Interleaved textual content and picture output for a recipe in Google AI Studio
4. Textual content rendering
Most picture era fashions battle to precisely render lengthy sequences of textual content, usually leading to poorly formatted or illegible characters, or misspellings. Inner benchmarks present that 2.0 Flash has stronger rendering in comparison with main aggressive fashions, and nice for creating commercials, social posts, and even invites.
Picture outputs with lengthy textual content rendering in Google AI Studio
Begin making photographs with Gemini in the present day
Get began with Gemini 2.0 Flash by way of the Gemini API. Learn extra about picture era in our docs.
from google import genai
from google.genai import varieties
shopper = genai.Shopper(api_key="GEMINI_API_KEY")
response = shopper.fashions.generate_content(
mannequin="gemini-2.0-flash-exp",
contents=(
"Generate a narrative a few cute child turtle in a 3d digital artwork fashion. "

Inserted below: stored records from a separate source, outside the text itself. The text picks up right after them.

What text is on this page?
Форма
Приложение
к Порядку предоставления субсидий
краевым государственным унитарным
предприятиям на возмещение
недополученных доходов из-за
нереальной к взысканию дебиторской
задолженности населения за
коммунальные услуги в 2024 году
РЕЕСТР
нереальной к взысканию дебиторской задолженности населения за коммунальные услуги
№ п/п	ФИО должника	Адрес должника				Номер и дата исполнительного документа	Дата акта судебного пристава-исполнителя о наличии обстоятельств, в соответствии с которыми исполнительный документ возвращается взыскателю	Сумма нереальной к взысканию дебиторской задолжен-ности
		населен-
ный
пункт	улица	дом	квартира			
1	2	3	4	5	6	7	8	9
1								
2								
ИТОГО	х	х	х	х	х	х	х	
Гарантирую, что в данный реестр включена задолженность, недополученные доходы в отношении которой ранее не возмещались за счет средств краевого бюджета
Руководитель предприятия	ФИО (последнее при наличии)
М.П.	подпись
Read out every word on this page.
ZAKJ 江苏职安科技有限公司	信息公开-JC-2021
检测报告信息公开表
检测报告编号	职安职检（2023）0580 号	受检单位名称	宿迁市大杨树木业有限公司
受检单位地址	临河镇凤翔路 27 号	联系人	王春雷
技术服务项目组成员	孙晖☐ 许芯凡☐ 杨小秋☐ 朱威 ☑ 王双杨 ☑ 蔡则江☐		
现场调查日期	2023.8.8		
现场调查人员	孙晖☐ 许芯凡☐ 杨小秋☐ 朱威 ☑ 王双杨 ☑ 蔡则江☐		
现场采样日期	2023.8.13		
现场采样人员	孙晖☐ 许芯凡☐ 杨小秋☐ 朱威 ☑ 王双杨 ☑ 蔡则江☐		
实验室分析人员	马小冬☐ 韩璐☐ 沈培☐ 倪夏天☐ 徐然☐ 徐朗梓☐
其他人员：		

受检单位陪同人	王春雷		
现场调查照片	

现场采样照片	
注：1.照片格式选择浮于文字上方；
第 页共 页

"For every scene, generate a picture."
),
config=varieties.GenerateContentConfig(
response_modalities=["Text", "Image"]
),
)
Whether or not you might be constructing AI brokers, creating apps with lovely visuals like illustrated interactive tales, or brainstorming visible concepts in dialog, Gemini 2.0 Flash lets you add textual content and picture era with only a single mannequin. We’re desirous to see what builders create with native picture output and your feedback will assist us finalize a production-ready model quickly.